The complaints
of educators that learning does not enter into character and
affect conduct; the protests against memoriter work, against
cramming, against gradgrind preoccupation with "facts," against
devotion to wire-drawn distinctions and ill-understood rules and
principles, all follow from this state of affairs. Knowledge
which is mainly second-hand, other men's knowledge, tends to
become merely verbal. It is no objection to information that it
is clothed in words; communication necessarily takes place
through words. But in the degree in which what is communicated
cannot be organized into the existing experience of the learner,
it becomes mere words: that is, pure sense-stimuli, lacking in
meaning.
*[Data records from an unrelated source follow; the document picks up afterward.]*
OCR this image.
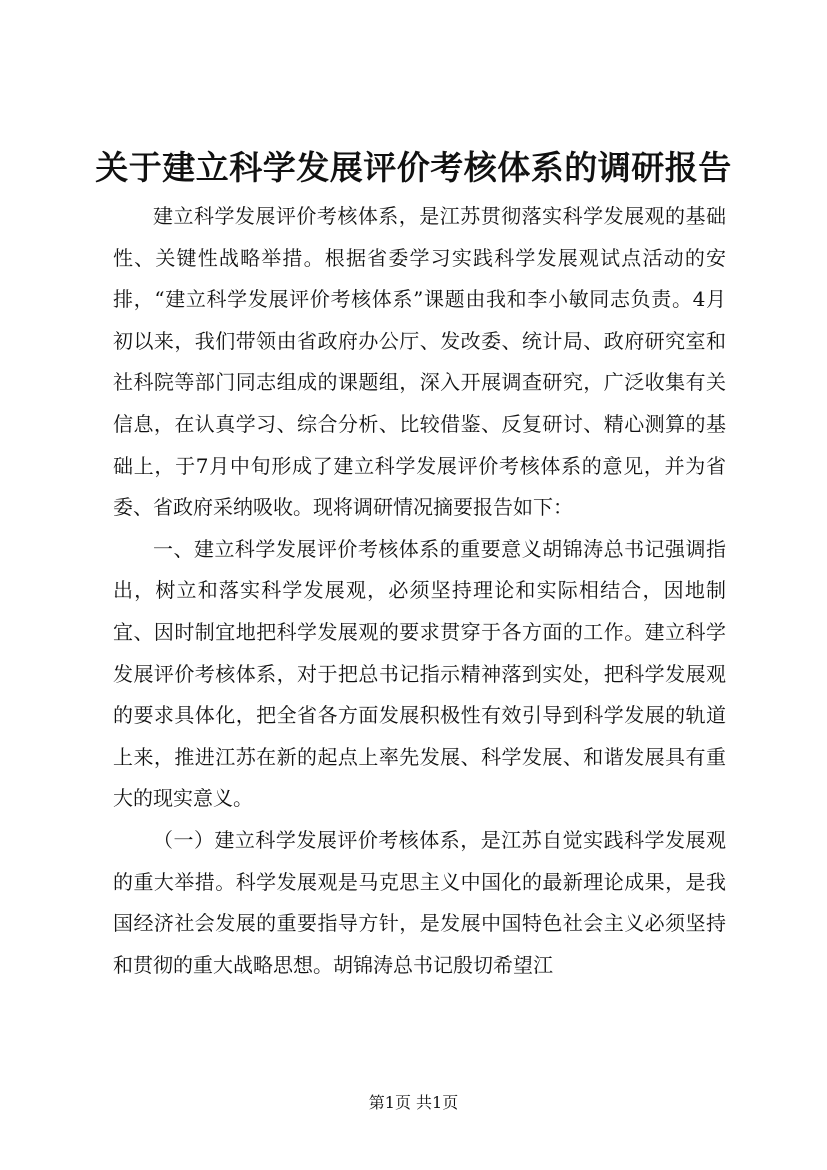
关于建立科学发展评价考核体系的调研报告

建立科学发展评价考核体系，是江苏贯彻落实科学发展观的基础性、关键性战略举措。根据省委学习实践科学发展观试点活动的安排，“建立科学发展评价考核体系”课题由我和李小敏同志负责。4月初以来，我们带领由省政府办公厅、发改委、统计局、政府研究室和社科院等部门同志组成的课题组，深入开展调查研究，广泛收集有关信息，在认真学习、综合分析、比较借鉴、反复研讨、精心测算的基础上，于7月中旬形成了建立科学发展评价考核体系的意见，并为省委、省政府采纳吸收。现将调研情况摘要报告如下：

一、建立科学发展评价考核体系的重要意义胡锦涛总书记强调指出，树立和落实科学发展观，必须坚持理论和实际相结合，因地制宜、因时制宜地把科学发展观的要求贯穿于各方面的工作。建立科学发展评价考核体系，对于把总书记指示精神落到实处，把科学发展观的要求具体化，把全省各方面发展积极性有效引导到科学发展的轨道上来，推进江苏在新的起点上率先发展、科学发展、和谐发展具有重大的现实意义。

（一）建立科学发展评价考核体系，是江苏自觉实践科学发展观的重大举措。科学发展观是马克思主义中国化的最新理论成果，是我国经济社会发展的重要指导方针，是发展中国特色社会主义必须坚持和贯彻的重大战略思想。胡锦涛总书记殷切希望江

第1页 共1页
Then it operates to call out mechanical reactions,
ability to use the vocal organs to repeat statements, or the hand
to write or to do "sums."
To be informed is to be posted; it is to have at command the
subject matter needed for an effective dealing with a problem,
and for giving added significance to the search for solution and
to the solution itself. Informational knowledge is the material
which can be fallen back upon as given, settled, established,
assured in a doubtful situation. It is a kind of bridge for mind
in its passage from doubt to discovery. It has the office of an
intellectual middleman. It condenses and records in available
form the net results of the prior experiences of mankind, as an
agency of enhancing the meaning of new experiences.